To harvest you have to plant. What you have in your hand is the harvest. What you plant in the earth is the seed. If you refuse to let go what you have in your hand, that is all that you will ever have. Instead, if you give what you have in your hand to the world, it will yield a harvest so plentiful that you can’t possibly hold it in your hand. Keep holding what you have and you starve after it is gone; plant it and you will eat and others will eat with you. Keep your fists clenched and you can hold nothing; open your hands if you want to hold anything. If you open your hands to give, they will be open to receive. If you want to hold what is coming to you, you have to let go what you are holding onto. This is called risk taking and it is based on faith – like the farmer has in the rain. He knows it will come. He prepares for it because he is certain it will come. It is not in his hands to bring rain, but it is in his hands to prepare his field to take full advantage when it does come. 
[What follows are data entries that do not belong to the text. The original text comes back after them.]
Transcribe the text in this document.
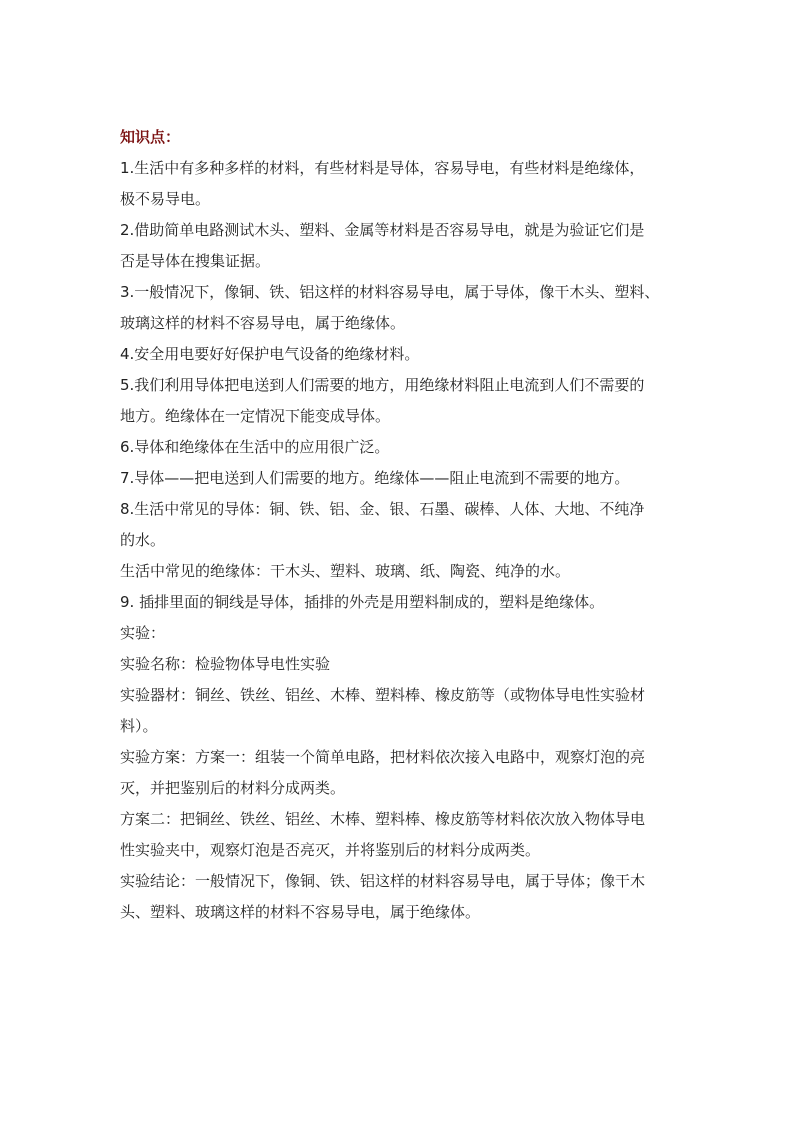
知识点：
1.生活中有多种多样的材料，有些材料是导体，容易导电，有些材料是绝缘体，
极不易导电。
2.借助简单电路测试木头、塑料、金属等材料是否容易导电，就是为验证它们是
否是导体在搜集证据。
3.一般情况下，像铜、铁、铝这样的材料容易导电，属于导体，像干木头、塑料、
玻璃这样的材料不容易导电，属于绝缘体。
4.安全用电要好好保护电气设备的绝缘材料。
5.我们利用导体把电送到人们需要的地方，用绝缘材料阻止电流到人们不需要的
地方。绝缘体在一定情况下能变成导体。
6.导体和绝缘体在生活中的应用很广泛。
7.导体——把电送到人们需要的地方。绝缘体——阻止电流到不需要的地方。
8.生活中常见的导体：铜、铁、铝、金、银、石墨、碳棒、人体、大地、不纯净
的水。
生活中常见的绝缘体：干木头、塑料、玻璃、纸、陶瓷、纯净的水。
9. 插排里面的铜线是导体，插排的外壳是用塑料制成的，塑料是绝缘体。
实验：
实验名称：检验物体导电性实验
实验器材：铜丝、铁丝、铝丝、木棒、塑料棒、橡皮筋等（或物体导电性实验材
料）。
实验方案：方案一：组装一个简单电路，把材料依次接入电路中，观察灯泡的亮
灭，并把鉴别后的材料分成两类。
方案二：把铜丝、铁丝、铝丝、木棒、塑料棒、橡皮筋等材料依次放入物体导电
性实验夹中，观察灯泡是否亮灭，并将鉴别后的材料分成两类。
实验结论：一般情况下，像铜、铁、铝这样的材料容易导电，属于导体；像干木
头、塑料、玻璃这样的材料不容易导电，属于绝缘体。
That is why my principle in life is, I will not allow what is not in my control to prevent me from doing what is in my control. Life, as I said, is agriculture – in more ways than one. It is only when our actions rise up to the Heavens that our destiny descends. The nature of that destiny depends on the nature of the deeds that go up to invoke it. We don’t write our own destiny, but we choose which of our many destinies, all written already, we want to live. So choose wisely for you will have to live what you choose.